Re: [PATCH] mm/vmscan: don't scan adjust too much if current is not kswapd

Matthew Wilcox <willy@xxxxxxxxxxxxx> · Thu, 15 Sep 2022 00:02:14 +0100

On Wed, Sep 14, 2022 at 03:51:42PM -0700, Andrew Morton wrote:
> On Wed, 14 Sep 2022 10:33:18 +0800 Hongchen Zhang <zhanghongchen@xxxxxxxxxxx> wrote:
> 
> > when a process falls into page fault and there is not enough free
> > memory,it will do direct reclaim.
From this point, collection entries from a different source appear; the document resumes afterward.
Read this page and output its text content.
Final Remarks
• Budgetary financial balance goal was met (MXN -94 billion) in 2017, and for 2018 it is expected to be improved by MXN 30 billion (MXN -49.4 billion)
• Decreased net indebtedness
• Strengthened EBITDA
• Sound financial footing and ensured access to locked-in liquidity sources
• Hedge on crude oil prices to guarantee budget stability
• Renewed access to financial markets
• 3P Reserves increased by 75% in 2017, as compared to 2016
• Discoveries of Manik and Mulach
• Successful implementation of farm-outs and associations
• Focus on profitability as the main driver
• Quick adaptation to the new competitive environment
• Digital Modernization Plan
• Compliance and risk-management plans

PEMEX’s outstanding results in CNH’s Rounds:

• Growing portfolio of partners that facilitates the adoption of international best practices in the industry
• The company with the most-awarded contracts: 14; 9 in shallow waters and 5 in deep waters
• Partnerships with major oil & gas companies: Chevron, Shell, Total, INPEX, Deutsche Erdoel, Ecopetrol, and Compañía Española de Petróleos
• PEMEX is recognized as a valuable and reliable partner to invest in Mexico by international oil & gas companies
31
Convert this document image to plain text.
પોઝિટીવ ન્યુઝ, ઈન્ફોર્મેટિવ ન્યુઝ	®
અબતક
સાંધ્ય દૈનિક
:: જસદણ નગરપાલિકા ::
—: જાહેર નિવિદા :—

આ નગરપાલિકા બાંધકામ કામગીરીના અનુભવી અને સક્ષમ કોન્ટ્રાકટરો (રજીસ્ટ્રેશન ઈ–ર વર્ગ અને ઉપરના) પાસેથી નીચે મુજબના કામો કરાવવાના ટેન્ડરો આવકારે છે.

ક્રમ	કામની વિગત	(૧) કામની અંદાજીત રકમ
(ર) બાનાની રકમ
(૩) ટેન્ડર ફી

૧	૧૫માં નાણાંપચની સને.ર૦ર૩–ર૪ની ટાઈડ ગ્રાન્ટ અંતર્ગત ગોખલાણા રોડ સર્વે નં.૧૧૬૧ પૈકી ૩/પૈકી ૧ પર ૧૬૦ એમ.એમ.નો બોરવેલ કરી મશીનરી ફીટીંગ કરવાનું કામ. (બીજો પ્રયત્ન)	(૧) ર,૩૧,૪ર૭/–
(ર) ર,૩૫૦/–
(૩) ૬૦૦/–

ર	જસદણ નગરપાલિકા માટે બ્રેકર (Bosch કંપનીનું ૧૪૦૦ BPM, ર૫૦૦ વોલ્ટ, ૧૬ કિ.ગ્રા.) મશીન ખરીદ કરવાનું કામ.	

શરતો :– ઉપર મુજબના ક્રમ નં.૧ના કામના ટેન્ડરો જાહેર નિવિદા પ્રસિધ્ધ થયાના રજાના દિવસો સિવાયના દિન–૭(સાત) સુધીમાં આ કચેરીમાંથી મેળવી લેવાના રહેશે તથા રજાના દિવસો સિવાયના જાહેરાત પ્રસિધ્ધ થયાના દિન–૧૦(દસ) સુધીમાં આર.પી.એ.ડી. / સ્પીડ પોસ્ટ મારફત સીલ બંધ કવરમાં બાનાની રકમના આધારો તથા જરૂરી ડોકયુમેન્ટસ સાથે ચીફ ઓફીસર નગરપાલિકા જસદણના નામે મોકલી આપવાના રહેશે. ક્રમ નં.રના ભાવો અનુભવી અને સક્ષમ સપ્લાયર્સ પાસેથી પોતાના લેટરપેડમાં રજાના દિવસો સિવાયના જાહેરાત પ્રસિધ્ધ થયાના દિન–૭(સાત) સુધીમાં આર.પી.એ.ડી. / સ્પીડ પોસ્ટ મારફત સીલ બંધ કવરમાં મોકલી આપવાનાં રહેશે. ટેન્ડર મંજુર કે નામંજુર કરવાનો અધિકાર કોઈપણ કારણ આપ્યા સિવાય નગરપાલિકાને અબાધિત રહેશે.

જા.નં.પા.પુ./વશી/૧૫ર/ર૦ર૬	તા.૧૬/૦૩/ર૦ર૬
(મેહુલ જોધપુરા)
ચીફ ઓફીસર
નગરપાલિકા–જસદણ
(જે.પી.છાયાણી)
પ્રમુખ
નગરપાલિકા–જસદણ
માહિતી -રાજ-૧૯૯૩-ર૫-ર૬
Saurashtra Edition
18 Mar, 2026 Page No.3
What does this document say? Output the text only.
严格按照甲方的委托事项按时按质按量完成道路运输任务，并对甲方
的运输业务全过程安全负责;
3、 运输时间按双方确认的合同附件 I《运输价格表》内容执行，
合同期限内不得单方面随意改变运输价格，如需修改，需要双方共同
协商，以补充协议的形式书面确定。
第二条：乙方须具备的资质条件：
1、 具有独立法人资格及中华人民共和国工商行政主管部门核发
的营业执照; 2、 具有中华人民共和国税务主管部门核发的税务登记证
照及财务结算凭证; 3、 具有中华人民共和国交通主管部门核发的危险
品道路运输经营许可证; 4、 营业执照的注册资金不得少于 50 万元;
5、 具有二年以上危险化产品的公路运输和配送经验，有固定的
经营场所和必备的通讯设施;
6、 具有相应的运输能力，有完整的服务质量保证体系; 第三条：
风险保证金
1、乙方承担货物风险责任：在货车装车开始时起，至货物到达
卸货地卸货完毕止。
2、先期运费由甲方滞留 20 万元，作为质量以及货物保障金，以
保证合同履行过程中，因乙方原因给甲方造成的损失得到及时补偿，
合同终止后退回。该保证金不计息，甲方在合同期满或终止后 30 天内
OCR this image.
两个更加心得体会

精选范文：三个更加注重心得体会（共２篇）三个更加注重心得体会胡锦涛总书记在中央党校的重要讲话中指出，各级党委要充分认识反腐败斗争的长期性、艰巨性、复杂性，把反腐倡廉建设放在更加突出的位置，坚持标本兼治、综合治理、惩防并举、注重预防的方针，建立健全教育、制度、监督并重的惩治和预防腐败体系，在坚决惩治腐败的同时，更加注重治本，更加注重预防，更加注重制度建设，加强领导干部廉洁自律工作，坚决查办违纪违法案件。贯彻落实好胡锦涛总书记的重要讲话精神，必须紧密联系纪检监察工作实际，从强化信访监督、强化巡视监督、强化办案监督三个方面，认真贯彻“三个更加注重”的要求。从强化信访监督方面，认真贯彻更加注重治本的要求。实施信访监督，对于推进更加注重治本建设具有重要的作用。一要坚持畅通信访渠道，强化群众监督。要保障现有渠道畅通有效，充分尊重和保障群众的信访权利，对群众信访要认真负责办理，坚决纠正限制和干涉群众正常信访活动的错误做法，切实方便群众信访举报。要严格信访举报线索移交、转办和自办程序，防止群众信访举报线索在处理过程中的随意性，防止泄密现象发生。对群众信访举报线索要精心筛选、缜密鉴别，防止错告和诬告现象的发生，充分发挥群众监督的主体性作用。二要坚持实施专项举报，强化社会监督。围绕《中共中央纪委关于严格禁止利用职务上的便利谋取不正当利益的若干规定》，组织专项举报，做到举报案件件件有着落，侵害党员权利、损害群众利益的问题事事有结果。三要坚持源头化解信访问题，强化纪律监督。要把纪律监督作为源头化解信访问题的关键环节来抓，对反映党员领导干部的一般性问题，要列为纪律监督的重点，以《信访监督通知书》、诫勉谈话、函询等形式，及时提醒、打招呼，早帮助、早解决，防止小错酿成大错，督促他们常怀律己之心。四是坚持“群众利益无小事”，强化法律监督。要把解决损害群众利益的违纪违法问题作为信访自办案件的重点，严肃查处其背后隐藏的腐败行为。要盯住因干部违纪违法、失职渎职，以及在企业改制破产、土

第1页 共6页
At the same time,it is holding
> > mmap_lock.So in case of multi-thread,it should exit from page fault
> > ASAP.
> > When reclaim memory,we do scan adjust between anon and file lru which
> > may cost too much time and trigger hung task for other thread.So for a
> > process which is not kswapd,it should just do a little scan adjust.
> 
> Well, that's a pretty nasty bug.  Before diving into a possible fix,
> can you please tell us more about how this happens?  What sort of
> machine, what sort of workload.  Can you suggest why others are not
> experiencing this?

One thing I'd like to know is whether the page fault is for an anonymous or
file-backed page.  We already drop the mmap_lock for doing file I/O
(or we should ...) and maybe we also need to drop the mmap_lock for
doing direct reclaim?